Economical production of conically shaped concentrated windings using forming technology for use in wheel hub engines

In addition to the electromechanical properties, the design of the stator windings for electric drives depends strongly on the available installation space. In case of the wheel hub engine, the installation space is strongly limited by the rim diameter and the tyre width. Hence, stator windings for use in wheel hub engines should meet two requirements: On the one hand, the stator slot should be optimally filled with electrically conductive material so that a high torque can be guaranteed despite limited installation space. On the other hand, the end windings should be as compact as possible in order to ensure the greatest possible active length of the stator core. Conically shaped concentrated windings meet these requirements and are therefore suitable for use in wheel hub drives. In a cooperation between the Breuckmann company and the Institute of Metal Forming (IBF) of RWTH Aachen University, a multi-stage forming technology has been developed which enables the production of such a winding geometry. In this paper an automated multistage forming tool is described, which allows for an economical mass production of conically shaped concentrated windings.
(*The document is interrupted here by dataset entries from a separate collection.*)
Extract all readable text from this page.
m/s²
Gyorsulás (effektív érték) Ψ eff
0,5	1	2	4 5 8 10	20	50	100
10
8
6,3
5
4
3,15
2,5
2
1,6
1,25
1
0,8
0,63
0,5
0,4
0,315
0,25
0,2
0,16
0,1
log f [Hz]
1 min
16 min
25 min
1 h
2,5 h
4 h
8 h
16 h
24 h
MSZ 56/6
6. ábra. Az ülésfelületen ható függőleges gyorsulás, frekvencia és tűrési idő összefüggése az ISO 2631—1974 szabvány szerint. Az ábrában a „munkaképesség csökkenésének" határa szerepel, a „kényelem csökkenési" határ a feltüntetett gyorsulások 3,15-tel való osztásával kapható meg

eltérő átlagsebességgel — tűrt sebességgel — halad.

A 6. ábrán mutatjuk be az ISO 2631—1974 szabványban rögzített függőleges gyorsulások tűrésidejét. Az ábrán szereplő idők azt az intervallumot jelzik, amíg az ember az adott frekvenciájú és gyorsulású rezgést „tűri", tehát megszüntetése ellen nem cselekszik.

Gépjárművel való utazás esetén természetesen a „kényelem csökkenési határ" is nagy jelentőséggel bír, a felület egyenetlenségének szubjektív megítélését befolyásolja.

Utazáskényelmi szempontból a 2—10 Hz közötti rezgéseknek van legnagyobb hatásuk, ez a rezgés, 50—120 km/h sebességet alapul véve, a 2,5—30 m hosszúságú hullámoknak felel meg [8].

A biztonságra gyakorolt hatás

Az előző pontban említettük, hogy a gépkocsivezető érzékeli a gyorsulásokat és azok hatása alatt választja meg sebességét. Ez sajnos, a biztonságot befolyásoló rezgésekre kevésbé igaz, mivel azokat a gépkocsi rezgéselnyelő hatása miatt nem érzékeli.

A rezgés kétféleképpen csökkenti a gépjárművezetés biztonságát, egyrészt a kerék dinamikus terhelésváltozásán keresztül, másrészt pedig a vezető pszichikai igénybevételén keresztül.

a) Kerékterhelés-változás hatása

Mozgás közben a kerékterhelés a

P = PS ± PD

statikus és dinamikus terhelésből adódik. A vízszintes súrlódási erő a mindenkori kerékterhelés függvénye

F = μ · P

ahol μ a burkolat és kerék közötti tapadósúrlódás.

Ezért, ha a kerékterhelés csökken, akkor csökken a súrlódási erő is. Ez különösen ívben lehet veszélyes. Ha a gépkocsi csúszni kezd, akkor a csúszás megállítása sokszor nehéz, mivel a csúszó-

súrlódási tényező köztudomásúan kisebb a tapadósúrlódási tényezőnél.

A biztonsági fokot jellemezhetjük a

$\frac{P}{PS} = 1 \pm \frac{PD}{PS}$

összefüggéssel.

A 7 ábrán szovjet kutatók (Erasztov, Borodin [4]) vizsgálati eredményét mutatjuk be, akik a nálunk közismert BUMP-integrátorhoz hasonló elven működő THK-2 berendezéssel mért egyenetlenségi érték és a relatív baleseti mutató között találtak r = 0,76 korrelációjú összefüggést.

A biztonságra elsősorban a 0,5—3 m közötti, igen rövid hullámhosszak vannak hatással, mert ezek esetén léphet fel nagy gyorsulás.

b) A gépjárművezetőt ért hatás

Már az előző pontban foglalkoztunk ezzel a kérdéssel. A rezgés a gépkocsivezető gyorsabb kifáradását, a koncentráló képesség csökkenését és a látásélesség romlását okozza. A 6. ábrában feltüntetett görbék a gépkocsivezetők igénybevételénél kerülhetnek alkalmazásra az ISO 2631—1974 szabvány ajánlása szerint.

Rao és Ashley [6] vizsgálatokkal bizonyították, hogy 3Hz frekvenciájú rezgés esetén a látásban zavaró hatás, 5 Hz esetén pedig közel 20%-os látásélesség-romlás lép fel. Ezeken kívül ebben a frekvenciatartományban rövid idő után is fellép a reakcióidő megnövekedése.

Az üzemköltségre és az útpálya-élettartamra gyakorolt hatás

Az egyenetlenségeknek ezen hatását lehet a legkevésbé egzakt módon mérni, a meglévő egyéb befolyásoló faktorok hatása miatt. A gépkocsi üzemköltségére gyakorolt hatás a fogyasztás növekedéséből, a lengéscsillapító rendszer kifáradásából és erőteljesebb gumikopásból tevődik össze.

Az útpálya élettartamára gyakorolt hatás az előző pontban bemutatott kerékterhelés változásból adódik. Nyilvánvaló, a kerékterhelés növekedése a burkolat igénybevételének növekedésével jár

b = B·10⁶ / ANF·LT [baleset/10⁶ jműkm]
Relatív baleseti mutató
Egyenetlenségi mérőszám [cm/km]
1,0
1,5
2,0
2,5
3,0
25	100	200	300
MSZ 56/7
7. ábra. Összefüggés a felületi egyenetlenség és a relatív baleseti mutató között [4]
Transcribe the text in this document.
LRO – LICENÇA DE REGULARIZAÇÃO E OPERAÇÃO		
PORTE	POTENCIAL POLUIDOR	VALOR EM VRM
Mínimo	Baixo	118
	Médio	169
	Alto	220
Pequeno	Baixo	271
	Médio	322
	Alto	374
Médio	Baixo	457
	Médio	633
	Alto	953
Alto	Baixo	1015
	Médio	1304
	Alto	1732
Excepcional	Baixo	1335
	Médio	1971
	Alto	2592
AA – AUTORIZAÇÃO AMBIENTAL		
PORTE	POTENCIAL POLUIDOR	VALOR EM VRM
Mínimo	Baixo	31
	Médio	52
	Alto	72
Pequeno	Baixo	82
In addition, a 2D FE model is presented, which models the wire cross sectional development during forming. In this way, a suitable number and geometry of the forming stages could be designed prior to tool production and tool costs saved accordingly. Due to the high load on the primary insulation caused by the forming process, the effect of the forming process on the insulation layer thickness is investigated and alternative insulation processes after forming are described.